I can’t stress enough how important it is to not be complacent, to recognize disparate treatment even if it is being done unconsciously and with a smile, and to strive to overcome the stigma of low expectations that others may be imposing on you.
What pearls of wisdom would you provide to appellate judges based on your experience?
First, you have to really enjoy the intellectual challenge that comes with a primarily academic practice of law. An appellate judge has to really enjoy thinking through difficult and thorny legal issues. Appellate judges also have to be good writers as well as good listeners, adept negotiators, and principled compromisers.
Unlike a trial judge, an appellate judge cannot make decisions by him- or herself. In our court, it takes at least two to tango when we sit on panels, so a judge sometimes has to convince others to agree with his or her legal analysis and the result that flows from the application of the facts of the case.

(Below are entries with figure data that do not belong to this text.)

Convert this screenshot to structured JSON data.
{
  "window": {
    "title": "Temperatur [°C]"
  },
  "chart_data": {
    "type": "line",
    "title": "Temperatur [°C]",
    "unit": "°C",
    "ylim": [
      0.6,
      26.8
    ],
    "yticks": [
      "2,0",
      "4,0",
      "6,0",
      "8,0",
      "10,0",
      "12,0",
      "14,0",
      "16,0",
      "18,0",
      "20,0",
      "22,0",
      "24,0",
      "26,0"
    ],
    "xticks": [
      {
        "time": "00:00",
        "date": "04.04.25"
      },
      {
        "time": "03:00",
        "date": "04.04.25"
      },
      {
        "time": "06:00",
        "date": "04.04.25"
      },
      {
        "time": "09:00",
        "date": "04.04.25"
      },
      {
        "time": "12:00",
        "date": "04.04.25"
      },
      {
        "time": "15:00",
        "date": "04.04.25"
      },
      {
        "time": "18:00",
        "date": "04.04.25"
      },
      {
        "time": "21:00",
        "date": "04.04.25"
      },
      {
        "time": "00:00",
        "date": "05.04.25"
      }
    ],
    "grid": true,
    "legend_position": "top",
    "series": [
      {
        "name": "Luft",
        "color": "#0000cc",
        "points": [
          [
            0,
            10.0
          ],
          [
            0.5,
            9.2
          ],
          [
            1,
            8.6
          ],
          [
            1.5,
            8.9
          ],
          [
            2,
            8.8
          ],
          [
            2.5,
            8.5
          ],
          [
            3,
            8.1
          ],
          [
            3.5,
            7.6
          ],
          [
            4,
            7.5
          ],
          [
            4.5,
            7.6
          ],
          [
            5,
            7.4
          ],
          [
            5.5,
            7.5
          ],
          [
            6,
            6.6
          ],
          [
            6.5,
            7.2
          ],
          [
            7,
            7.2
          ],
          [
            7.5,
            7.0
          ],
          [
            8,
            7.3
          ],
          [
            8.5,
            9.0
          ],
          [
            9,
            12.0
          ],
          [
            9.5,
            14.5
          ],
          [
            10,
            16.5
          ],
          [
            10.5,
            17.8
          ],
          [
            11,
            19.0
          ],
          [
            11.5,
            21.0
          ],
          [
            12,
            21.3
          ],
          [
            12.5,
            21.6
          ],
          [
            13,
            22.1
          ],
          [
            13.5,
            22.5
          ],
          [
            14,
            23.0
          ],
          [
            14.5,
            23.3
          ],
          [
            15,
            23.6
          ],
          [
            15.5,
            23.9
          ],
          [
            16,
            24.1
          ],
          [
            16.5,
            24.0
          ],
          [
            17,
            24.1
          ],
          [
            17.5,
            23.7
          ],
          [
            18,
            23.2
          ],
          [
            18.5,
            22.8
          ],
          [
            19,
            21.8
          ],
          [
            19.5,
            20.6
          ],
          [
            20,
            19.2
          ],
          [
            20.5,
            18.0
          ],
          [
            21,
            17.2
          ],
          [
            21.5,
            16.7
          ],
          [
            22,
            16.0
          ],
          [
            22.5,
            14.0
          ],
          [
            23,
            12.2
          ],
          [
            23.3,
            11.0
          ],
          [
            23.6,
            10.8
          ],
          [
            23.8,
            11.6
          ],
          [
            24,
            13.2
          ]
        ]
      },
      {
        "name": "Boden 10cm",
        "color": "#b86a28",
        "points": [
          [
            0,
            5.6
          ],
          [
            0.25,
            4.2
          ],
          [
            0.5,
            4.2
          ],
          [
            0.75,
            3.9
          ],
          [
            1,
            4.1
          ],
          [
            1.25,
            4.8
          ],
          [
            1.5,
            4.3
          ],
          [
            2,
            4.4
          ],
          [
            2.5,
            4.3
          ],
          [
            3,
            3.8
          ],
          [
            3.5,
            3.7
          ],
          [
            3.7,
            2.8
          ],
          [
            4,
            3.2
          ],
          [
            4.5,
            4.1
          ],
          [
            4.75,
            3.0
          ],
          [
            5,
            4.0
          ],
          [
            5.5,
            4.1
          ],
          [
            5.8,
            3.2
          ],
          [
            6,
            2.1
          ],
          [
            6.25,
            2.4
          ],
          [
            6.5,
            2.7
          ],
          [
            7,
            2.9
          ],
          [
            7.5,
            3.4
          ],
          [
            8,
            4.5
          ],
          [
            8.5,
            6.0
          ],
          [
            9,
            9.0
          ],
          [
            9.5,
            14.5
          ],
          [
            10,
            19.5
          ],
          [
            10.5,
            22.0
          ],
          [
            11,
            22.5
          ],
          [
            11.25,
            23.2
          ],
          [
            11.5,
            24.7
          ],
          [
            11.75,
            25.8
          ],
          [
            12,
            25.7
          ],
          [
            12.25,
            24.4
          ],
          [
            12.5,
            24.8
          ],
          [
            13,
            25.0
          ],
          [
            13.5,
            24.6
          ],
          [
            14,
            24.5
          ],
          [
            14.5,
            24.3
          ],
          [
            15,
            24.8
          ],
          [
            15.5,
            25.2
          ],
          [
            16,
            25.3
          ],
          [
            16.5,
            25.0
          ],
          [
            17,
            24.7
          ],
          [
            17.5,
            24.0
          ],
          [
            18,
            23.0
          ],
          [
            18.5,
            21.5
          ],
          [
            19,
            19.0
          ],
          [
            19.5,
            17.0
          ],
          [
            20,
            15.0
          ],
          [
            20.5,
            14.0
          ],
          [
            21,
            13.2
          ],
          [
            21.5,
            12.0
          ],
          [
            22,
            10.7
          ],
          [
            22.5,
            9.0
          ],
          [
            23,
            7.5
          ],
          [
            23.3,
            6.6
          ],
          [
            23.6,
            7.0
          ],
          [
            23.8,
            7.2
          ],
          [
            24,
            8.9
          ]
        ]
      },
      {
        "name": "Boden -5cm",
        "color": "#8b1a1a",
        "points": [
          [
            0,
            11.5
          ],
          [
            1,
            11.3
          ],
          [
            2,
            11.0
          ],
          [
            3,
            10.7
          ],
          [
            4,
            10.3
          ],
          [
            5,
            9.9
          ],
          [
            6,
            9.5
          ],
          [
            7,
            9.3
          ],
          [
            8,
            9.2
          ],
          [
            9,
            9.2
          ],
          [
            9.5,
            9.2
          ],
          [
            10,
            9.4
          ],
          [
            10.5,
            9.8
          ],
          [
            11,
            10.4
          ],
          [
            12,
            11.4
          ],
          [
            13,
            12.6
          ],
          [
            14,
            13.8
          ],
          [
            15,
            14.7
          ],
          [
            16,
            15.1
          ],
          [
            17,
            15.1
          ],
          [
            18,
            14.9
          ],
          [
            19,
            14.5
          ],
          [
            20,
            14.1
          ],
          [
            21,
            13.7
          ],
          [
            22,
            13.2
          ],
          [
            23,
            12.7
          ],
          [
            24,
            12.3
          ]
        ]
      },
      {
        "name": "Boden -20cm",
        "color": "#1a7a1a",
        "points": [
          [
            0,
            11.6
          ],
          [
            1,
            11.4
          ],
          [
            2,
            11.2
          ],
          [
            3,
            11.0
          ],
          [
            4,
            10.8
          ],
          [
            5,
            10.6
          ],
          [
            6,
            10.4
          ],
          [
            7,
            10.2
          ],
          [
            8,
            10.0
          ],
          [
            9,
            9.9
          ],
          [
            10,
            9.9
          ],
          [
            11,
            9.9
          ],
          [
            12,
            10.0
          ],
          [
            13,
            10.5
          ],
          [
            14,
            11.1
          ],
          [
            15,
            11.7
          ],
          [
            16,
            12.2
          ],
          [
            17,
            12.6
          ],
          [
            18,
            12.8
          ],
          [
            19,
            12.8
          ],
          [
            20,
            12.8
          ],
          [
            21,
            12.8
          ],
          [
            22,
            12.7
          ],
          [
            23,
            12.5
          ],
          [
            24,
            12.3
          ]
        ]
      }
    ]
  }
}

In order to accomplish that goal, you have to have listened, heard, and taken into consideration your colleagues’ concerns; negotiated a way of addressing those concerns without undermining the legal analysis that you are promoting as consistent with your best understanding of the law; and then drafted language that evinces that compromise.
If you believe that you’re smarter or more right than everyone else on your court, or that your reasoning is so unassailable that your colleagues’ concerns are completely unfounded, you will be a very lonely dissenter in many, many cases and will have lost the opportunity to help develop the law in a meaningful way. Also, it is likely that you will have established relationships with your colleagues that make it difficult for them to hear and seriously consider your concerns about the analysis in opinions they may be authoring. So my pearl of wisdom is to remember the golden rule and treat your colleagues and their opinions as you would want them to treat you and yours.
Do you perceive yourself as a trailblazer?
No, not really. I am simply trying to continue to promote issues that are important to ensuring the fair administration of justice. Initiatives that I champion—like access to justice, procedural fairness, and pretrial justice reform—are critically important to maintaining the public’s trust and confidence that the courts can and will protect the rule of law. That concept is embodied in the vision statement of the courts of the District of Columbia, where we strive to be “Open to all, Trusted by all, Justice for all.”